Don’t say my title didn’t warn you. I promise to go back to my normal fibery postings soon, but I just had to get this off of my chest.
I recently saw an ad on TV for a new show, called “Teach.” In this show, Tony Danza tries his luck at being an English teacher; here’s an article all about it. As the Church Lady would’ve said, “Well isn’t that special?!?”
Apparently, with this show, the producers hoped to expose what it’s really like to be a teacher in a semi-difficult school. They wanted to promote the idea that teachers can make a real difference and to inspire other Baby Boomers, like Danza, to respond to President Obama’s call for teachers. Oh, yes, that’s just special all right.
Here’s the thing: I don’t hate Tony Danza, and I think it’s great when people come to the realization that teaching is, like, a really hard job. And I think it’s great when people want to help a bunch of attitudinal teenagers because those buttheads are going to be running the joint in a few years and I’d like them to be well-informed, law-abiding citizens while they’re doing it, personally. What really gets under my skin about this show is the total unfairness of it all. Unfair to whom, you might ask? To me, silly!
Tony Danza doesn’t have a teaching certificate, though once upon a time he got a degree in education. But he gets to teach high school English, the job I wish I could have again more than just about anything. I have a teaching certificate; in fact, I am fully certified AND highly qualified to teach English AND Spanish in three states. But I can’t teach high school English any more, ever again. Believe me, I’ve tried. And I’ve been told, in no uncertain terms, that my application for any “good” school district is going to be at the very bottom of the barrel and they will scrape it out only if they get completely desperate and there’s literally no one else for the job. Well, isn’t THAT special?
I didn’t kill anyone. I didn’t do drugs and sell them to my students. I didn’t have an inappropriate relationship with anyone or spray paint graffiti on the side of a school. I didn’t drive drunk and I didn’t rob a bank. I moved to Florida for a year and I taught there, in a school I hated, working in a horrible and negative environment. I stuck it out for the whole year instead of quitting (like I desperately wanted to do every single day). I suffered through the torture of working in a horrible school all the while dealing with my own and my husband’s health issues, raising two kids and becoming pregnant with a third, and the death of my grandfather. I stuck it out, and as my reward my principal chose not to renew my contract for a second year. At the time I felt relieved, because I didn’t want to go back for another year at that place. But now? Now my career is over.

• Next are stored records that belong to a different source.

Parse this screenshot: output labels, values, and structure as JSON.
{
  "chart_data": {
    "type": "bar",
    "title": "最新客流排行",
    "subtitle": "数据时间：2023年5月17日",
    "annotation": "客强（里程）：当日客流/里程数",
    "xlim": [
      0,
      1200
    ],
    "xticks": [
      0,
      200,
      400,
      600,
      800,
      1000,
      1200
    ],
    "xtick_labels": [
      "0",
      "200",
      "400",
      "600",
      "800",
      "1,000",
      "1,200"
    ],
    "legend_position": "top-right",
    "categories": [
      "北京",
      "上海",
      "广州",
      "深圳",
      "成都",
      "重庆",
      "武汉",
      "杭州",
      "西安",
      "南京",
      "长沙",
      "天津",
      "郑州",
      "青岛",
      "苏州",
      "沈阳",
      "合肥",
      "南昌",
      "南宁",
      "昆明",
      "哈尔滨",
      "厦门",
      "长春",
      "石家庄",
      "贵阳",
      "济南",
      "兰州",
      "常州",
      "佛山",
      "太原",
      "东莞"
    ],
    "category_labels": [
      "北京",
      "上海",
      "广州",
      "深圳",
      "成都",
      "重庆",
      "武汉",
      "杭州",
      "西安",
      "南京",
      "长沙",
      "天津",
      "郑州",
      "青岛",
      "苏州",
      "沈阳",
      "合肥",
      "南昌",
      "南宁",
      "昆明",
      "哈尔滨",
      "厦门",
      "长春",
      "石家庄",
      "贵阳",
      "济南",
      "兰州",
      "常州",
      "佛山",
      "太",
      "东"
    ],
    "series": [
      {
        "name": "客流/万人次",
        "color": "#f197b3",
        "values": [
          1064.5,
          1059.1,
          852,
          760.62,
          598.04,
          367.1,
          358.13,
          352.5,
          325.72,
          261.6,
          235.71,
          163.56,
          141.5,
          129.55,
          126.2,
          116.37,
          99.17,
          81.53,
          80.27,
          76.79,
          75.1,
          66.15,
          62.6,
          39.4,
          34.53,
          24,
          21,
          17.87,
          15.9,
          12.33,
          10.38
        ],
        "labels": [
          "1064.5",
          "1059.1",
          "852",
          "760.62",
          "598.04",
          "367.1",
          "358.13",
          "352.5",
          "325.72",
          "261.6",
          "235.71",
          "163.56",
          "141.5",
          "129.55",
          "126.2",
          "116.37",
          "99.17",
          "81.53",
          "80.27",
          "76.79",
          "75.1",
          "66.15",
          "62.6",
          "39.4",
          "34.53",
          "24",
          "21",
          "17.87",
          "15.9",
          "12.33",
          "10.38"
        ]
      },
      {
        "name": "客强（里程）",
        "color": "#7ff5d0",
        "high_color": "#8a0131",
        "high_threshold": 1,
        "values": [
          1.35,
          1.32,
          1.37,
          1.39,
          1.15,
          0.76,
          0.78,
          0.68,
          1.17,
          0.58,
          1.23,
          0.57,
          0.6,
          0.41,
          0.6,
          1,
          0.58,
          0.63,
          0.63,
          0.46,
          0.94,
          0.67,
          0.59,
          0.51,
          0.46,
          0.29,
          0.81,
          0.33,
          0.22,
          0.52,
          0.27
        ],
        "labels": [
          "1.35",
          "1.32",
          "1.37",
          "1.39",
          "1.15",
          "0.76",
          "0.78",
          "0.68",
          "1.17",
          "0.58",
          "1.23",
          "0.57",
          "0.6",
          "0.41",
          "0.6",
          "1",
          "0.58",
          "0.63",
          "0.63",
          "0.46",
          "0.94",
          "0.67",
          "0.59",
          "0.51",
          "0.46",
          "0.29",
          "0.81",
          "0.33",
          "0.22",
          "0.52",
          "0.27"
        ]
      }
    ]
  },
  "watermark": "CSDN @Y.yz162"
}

Every time you apply for a teaching job, you see, you have to answer a few basic questions. Have you ever committed a felony? Have you ever been arrested? Have you ever been fired? Have you ever had a contract NOT renewed? If you answer YES to any of those questions, you’re done for. If you ask me, having one place not want to hire you back shouldn’t be the kiss of death on an entire career, but nobody asked me.
So here I sit, with two graduate degrees in education and a pile of exemplary performance reviews from five years of teaching (even the great reviews I got from the crappy school that didn’t want me back; they never said one bad thing about my teaching) and a load of self-pity. I may never get to teach again, but at least I can watch Tony Danza do it on TV! And hey, maybe he’ll even inspire other completely unqualified people to enter the teaching profession. Sure, let’s drag people in off the street to teach our kids, but don’t you dare let that Jessica Cook back into a classroom again, her contract wasn’t renewed.
Okay, I’m sorry. I know this line of thinking won’t do me any good at all, but I’m in mourning right now. I’m mourning the loss of a career I have wanted since I was a little girl; I seriously used to line up my stuffed animals in front of a small chalk board and make them listen to hours of my instruction. I am mourning the loss of a career where I got to be creative, where I got to connect with students and find reasons to have hope for the future of this world. Where kids inspired me to do a better job and to be a better person so I could be an example for them. A career that let me be with my own children when they needed me and gave me 100 extra adopted children every semester. I’m sure I wasn’t the best teacher the world has ever known, but I certainly wasn’t the worst, either. I like to think I had the potential to be a really great one, but I guess now we’ll never know.
Good luck, Tony. I hope it works out better for you than it did for me.